Ute Albrecht, Ph.D., presented work among trees injected with oxytetracycline (OTC), an antibiotic used to stave off greening. Her team traced several trees injected with the substance to determine how much would be enough to give fruit in a three-year period.
According to studies Albrecht presented, each of the five trees surveyed yielded approximately 100 pounds of fruit. Trees in a control group without OTC gave baseline totals between 80 and 100 pounds; trees with the highest OTC concentration gave a more consistent average of around 120 pounds with less room for error.
Fruit yields decreased drastically by December 2024, owing to Hurricane Milton. “We lost about 50 percent of our fruit,” Albrecht said, adding her study found the control trees suffered the most damage compared to a range of OTC trees.

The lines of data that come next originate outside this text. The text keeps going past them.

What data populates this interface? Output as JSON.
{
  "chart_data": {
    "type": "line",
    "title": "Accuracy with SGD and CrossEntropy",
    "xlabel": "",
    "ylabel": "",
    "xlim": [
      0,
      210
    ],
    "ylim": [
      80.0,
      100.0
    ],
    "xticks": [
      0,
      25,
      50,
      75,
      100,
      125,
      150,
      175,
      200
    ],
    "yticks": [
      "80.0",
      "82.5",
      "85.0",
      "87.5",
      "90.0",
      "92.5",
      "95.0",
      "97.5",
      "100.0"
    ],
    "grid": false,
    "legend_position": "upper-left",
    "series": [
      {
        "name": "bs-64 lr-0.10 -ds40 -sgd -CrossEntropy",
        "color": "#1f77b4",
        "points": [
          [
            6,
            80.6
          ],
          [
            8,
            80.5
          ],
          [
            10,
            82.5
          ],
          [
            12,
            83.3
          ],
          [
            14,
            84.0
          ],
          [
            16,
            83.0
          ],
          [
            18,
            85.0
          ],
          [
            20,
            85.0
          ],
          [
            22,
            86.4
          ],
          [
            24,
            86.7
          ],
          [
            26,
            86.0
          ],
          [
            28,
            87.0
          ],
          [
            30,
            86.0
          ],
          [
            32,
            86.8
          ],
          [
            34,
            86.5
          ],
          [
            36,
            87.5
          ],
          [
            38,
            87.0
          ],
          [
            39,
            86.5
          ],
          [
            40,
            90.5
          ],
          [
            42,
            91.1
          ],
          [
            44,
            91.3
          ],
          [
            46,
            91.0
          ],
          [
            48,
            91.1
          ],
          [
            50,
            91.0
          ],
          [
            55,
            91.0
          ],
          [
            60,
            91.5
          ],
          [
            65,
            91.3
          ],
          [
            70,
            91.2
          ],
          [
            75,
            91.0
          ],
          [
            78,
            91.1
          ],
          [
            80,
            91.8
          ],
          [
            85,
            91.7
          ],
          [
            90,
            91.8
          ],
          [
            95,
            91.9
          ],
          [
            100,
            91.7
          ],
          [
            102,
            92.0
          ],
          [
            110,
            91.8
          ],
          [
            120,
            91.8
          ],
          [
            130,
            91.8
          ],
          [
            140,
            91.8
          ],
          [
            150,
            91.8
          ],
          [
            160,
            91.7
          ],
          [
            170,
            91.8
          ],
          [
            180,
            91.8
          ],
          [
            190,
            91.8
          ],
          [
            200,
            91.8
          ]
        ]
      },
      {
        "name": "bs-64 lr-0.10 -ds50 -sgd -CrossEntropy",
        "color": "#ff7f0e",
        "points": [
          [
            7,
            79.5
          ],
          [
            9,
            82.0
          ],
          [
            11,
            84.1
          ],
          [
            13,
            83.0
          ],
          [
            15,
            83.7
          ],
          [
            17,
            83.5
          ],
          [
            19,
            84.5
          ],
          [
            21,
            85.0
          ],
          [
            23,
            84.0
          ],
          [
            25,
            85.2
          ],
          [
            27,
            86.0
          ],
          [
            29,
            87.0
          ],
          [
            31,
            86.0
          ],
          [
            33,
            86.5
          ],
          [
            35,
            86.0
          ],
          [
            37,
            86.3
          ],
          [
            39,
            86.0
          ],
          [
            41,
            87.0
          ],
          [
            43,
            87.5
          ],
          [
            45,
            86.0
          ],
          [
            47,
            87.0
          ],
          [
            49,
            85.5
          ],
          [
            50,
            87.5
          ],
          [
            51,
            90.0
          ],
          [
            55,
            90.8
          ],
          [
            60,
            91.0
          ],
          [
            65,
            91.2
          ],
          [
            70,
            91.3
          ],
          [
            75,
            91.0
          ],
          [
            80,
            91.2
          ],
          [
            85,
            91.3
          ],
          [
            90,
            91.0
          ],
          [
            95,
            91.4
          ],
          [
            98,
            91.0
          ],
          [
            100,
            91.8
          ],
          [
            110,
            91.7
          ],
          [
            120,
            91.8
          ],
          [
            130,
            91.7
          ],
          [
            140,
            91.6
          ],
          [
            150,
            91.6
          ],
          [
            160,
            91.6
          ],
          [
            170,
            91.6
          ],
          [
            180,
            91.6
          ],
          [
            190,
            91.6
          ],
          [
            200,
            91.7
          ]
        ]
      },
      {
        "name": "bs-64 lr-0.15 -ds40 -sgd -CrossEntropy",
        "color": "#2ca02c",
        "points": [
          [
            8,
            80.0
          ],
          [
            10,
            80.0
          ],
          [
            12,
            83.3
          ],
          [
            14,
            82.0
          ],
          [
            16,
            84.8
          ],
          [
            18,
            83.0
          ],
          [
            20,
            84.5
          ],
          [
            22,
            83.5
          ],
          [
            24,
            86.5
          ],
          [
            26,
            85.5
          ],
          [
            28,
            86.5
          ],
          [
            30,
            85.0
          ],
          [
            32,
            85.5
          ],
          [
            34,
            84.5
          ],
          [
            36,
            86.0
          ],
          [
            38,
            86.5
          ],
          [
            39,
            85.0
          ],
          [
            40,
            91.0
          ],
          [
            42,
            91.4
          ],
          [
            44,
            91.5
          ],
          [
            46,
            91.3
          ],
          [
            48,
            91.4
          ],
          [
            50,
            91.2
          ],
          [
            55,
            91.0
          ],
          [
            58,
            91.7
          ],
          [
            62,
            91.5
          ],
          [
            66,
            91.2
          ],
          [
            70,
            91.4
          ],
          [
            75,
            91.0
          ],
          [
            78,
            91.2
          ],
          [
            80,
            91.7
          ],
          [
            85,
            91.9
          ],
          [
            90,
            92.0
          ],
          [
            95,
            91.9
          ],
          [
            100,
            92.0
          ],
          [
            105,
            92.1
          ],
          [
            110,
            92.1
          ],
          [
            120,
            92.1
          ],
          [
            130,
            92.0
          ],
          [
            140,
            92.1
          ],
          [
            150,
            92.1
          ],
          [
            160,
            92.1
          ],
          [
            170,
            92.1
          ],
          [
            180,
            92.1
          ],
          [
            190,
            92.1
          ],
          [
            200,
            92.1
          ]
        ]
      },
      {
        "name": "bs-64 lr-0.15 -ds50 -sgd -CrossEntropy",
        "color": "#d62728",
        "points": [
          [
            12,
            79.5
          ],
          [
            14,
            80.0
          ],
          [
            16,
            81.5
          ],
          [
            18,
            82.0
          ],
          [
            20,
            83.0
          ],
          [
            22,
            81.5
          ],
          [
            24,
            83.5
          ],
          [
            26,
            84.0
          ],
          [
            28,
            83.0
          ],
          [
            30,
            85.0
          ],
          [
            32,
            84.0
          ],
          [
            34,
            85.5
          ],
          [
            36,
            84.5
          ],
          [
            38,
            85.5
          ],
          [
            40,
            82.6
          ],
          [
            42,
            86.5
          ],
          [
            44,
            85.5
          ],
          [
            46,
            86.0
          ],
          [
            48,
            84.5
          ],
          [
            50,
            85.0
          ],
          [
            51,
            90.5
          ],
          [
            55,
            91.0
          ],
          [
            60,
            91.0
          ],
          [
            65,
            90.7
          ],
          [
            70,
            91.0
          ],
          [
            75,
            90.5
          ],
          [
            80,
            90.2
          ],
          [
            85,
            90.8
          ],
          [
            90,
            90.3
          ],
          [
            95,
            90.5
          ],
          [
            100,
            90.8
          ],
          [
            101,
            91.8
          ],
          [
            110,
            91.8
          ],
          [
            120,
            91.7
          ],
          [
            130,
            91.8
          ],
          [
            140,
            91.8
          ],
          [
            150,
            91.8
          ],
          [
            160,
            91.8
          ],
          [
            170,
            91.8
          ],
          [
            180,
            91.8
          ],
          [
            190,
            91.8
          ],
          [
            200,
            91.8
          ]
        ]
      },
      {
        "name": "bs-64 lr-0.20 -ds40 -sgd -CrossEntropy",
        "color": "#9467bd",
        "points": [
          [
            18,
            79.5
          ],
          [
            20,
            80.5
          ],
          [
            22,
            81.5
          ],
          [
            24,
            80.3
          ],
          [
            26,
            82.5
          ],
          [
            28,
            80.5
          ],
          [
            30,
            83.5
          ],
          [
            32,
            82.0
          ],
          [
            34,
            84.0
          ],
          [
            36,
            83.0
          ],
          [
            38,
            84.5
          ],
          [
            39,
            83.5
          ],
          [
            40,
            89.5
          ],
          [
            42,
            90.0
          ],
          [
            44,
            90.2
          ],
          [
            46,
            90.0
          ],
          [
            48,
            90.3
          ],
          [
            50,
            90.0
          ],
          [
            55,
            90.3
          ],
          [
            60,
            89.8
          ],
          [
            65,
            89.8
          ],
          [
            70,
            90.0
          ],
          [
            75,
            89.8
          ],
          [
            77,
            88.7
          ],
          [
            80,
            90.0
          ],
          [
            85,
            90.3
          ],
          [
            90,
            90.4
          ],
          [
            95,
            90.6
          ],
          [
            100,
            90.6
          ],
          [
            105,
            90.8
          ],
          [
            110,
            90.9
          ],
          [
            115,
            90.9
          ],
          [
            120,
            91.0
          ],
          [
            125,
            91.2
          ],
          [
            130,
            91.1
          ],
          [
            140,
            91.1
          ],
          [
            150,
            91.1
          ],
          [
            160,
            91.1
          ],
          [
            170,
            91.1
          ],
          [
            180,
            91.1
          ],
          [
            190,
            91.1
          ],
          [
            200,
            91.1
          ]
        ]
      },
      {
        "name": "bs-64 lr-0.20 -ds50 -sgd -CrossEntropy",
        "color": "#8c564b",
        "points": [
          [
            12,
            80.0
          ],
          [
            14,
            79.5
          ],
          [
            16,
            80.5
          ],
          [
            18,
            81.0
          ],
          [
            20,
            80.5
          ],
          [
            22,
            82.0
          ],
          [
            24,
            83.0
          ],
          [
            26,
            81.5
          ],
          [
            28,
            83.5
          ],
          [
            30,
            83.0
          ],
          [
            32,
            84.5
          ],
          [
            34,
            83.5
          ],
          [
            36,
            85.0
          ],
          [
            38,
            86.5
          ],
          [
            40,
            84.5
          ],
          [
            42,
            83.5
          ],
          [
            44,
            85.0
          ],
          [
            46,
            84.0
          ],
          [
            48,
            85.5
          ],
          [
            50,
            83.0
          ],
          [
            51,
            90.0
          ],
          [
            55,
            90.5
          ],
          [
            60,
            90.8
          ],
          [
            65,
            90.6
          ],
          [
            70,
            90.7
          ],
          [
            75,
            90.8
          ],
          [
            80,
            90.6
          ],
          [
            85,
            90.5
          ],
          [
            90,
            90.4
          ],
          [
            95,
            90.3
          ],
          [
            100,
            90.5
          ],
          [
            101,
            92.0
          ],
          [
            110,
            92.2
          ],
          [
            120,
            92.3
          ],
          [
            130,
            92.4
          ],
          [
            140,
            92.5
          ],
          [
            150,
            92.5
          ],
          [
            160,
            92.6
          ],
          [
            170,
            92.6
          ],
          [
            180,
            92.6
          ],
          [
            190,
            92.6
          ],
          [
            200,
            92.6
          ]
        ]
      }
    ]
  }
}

The crop rebounded by “almost triple” that total by January 2026, Albrecht said. The control trees still gave a weaker yield while those with the highest OTC concentration gave nearly 150 pounds worth of fruit on average.
Caution still remained as advancements in citrus health still had room to develop.
“I would advise against just mixing things with OTC until you have proven (it) actually works,” Albrecht said, adding a recommendation that growers follow directions on injection.
“You can, hopefully, stay in business until we have the ‘tree of the future,’” through genetic modification or other means.